Tang King Po School (鄧鏡波學校) is a secondary school in the Ma Tau Wai area of Kowloon City District, in Hong Kong. The school was founded by the Salesians in 1953 with a donation from businessman Tang King Po in 1952. The school was officially opened at 23 July 1953 by the then-Hong Kong Governor Alexander Grantham.

==Early days in 1953==
When the school started, it had three classes for the occupation, including 'clothes industry', 'printing Industry' and 'shoes industry'.

==Class Structure==
Tang King Po School run 31 classes in 2014–2015 academic year. Details are shown below:
| Secondary Year | Secondary 1 | Secondary 2 | Secondary 3 | Secondary 4 | Secondary 5 | Secondary 6 |
| Number of Classes | 5 | 5 | 5 | 5 | 5 | 6 |

==Student Performance==
Overall, students in this school have excellent performance. All Form 3 students pass the Junior Secondary Education Assessment and the allocation rate to Form 4 is 100%. Percentage of Form 5 students with a passing grade in Hong Kong Certificate of Education Examination is 75%. And the percentage of Form 7 students with a passing grade in Hong Kong Advanced Level Examination is around 70 to 80%. More than 70% of Form 7 graduates obtain a tertiary degree.

In 2005-2006, Form 3 students performed exceptionally well in Territory-wide System Assessment, their English level was way above than the average in Hong Kong, their Chinese level was 2% higher than the average in Hong Kong, and their Math compliance rate was 98%.

99.9% of students in the school year participate in five different types of activities or competitions, including religious, sports, music, academic and interests.

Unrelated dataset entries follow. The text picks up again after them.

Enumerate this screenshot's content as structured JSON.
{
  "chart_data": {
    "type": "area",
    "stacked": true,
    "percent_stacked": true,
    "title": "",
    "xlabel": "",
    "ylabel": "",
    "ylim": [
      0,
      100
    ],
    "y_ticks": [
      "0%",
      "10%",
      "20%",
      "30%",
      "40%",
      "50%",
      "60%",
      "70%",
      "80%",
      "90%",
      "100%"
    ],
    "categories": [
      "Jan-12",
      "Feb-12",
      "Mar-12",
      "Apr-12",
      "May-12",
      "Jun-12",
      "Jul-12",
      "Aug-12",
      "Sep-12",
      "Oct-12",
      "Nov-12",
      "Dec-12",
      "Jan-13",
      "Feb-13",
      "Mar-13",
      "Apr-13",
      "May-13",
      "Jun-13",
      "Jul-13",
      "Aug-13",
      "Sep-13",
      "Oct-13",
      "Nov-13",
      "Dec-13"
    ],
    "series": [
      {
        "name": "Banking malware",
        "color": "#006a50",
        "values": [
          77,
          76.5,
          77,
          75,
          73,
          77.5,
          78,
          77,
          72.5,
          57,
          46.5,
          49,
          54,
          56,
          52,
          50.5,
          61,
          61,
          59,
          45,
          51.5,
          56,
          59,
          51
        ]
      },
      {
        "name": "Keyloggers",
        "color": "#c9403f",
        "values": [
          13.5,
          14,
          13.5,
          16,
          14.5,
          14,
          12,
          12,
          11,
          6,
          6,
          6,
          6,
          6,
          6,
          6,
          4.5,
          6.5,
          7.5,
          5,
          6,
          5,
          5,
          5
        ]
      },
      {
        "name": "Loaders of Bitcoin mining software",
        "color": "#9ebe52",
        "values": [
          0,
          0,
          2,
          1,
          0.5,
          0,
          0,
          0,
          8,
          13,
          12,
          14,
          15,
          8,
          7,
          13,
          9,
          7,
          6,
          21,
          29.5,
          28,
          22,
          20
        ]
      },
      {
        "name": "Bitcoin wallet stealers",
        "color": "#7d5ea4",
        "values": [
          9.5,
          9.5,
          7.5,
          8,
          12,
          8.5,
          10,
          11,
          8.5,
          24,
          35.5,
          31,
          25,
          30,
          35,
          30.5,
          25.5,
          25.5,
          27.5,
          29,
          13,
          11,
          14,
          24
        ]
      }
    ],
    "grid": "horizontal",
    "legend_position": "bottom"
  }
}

Students receives awards in school activities, including academic swimming, basketball, athletics, table tennis, badminton, Music Festival, Speech competition, English Poetry Writing Competition, visual art exhibitions, student physical fitness award program and so on.

==Faculty==
Current school principal has a master's degree of Education.

Number of Teachers: 75

Ratio of Teacher and Students: Approx. 1 to 18 students

Qualification of Teacher:
- 100% had received formal teacher training
- 93% with bachelor's degree
- 32% with master's degree or above
- 87% English teachers were majoring in English; All English teachers have met the requirement of Language Proficiency Assessment for Teachers
- 60% English teachers with master's degree

Teaching Experience:
- 15 years (23%)
- 11–15 years (33%)
- 6–10 years (24%)
- 1–5 years (20%)

== Campus==
zh-yue form part of the campus. It is also a parish.